Wilbus ridership, 1974–1990
| Year | Riders |
| 1974 | 234,575 |
| 1975 | 400,777 |
| 1976 | 481,574 |
| 1977 | 573,182 |
| 1978 | 770,322 |
| 1979 | 968,132 |
| 1980 | 1,106,885 |
| 1981 | 1,090,388 |
| 1982 | 1,162,142 |
| 1983 | 1,222,892 |
| 1984 | 1,249,208 |
| 1985 | 1,199,113 |
| 1986 | 1,079,154 |
| 1987 | 967,342 |
| 1988 | 916,938 |
| 1989 | 893,578 |
| 1990 | 864,235 |

Pace came into existence when Wilbus was at its peak ridership; the Chicago region was making changes in subsidy sources, and in how it viewed suburban bus service. Pace passed subsidies to Wilmette for Wilbus; it also imposed a few requirements in return, including higher fares. Some of those changes contributed to ridership declines in the second decade of Wilbus operations.

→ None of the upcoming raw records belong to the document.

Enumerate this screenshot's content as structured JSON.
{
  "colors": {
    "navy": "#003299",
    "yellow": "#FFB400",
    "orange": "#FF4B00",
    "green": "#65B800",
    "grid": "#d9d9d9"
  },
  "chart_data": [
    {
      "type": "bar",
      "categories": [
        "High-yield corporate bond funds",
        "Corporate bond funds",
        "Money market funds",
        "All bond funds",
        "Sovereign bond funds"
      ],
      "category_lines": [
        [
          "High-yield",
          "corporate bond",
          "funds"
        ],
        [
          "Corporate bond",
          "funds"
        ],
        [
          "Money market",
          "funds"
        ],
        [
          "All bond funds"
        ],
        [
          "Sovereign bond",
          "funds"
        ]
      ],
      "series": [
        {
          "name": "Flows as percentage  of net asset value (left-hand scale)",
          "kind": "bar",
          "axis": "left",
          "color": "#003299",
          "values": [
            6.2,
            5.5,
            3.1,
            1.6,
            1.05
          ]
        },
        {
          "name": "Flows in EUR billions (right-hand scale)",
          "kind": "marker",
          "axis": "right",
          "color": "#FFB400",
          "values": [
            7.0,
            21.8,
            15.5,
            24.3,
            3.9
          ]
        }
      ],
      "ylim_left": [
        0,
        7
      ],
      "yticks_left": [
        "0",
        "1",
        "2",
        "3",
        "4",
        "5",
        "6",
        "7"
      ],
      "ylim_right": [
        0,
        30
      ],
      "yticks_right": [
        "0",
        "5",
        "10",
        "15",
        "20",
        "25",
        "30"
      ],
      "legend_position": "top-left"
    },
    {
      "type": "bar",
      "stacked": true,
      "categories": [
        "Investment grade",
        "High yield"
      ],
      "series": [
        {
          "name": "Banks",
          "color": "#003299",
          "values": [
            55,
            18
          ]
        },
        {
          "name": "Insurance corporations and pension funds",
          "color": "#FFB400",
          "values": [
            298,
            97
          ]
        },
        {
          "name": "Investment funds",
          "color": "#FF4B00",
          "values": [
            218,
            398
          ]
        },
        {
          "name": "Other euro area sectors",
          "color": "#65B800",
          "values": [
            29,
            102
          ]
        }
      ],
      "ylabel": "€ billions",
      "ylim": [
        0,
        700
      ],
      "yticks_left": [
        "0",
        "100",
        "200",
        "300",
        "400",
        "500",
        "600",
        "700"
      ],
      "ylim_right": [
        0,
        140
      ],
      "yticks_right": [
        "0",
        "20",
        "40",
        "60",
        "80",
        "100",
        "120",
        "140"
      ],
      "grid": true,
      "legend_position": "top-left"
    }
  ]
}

The service was focused on local travel; connections with NORTRAN (later Pace) regional services and C&NW (later Metra) commuter trains were available. Connection to the CTA's rapid transit system was available at Linden station. Village officials estimated that Wilbus eliminated the need for at least 200 parking spaces at the C&NW station.

==Takeover by Pace==
Pace, originally the Suburban Bus Authority, has been the operator of the former Wilbus routes since 1995.

Pace built a new bus garage on Oakton Avenue in Evanston in 1995 on land purchased in 1986. This garage was designed to service the routes operating in the suburbs near Evanston. The Wilbus routes, buses and employees were transferred to Pace on January 9, 1995.

Several changes to routes were made to the Wilbus system at that time of the Pace takeover because Pace had a regional route concept and minor interest in local passenger travel. The Illinois Legislature had imposed a passenger fare recovery mandate on Pace that maximized higher priced passenger fares, favoring long trips at the expense of lower priced fares for short trips. As fares went up, local ridership went down, and service frequency was gradually reduced under Pace.

In the 21st century, it has extended the original Wilbus routes, implemented new fares, and altered service frequencies. Route 421 operates only during rush hours. Route 422 operates 30 trips per day between Linden CTA and Old Orchard and continues to Northbrook 16 times per day. Route 423 operates 24 trips per day and has been extended to CTA Harlem Avenue Blue Line station. Fares are now $2.00 for adults and $1.00 for reduced-fare customers. The combined daily ridership of the three routes in 2023 was 1,216.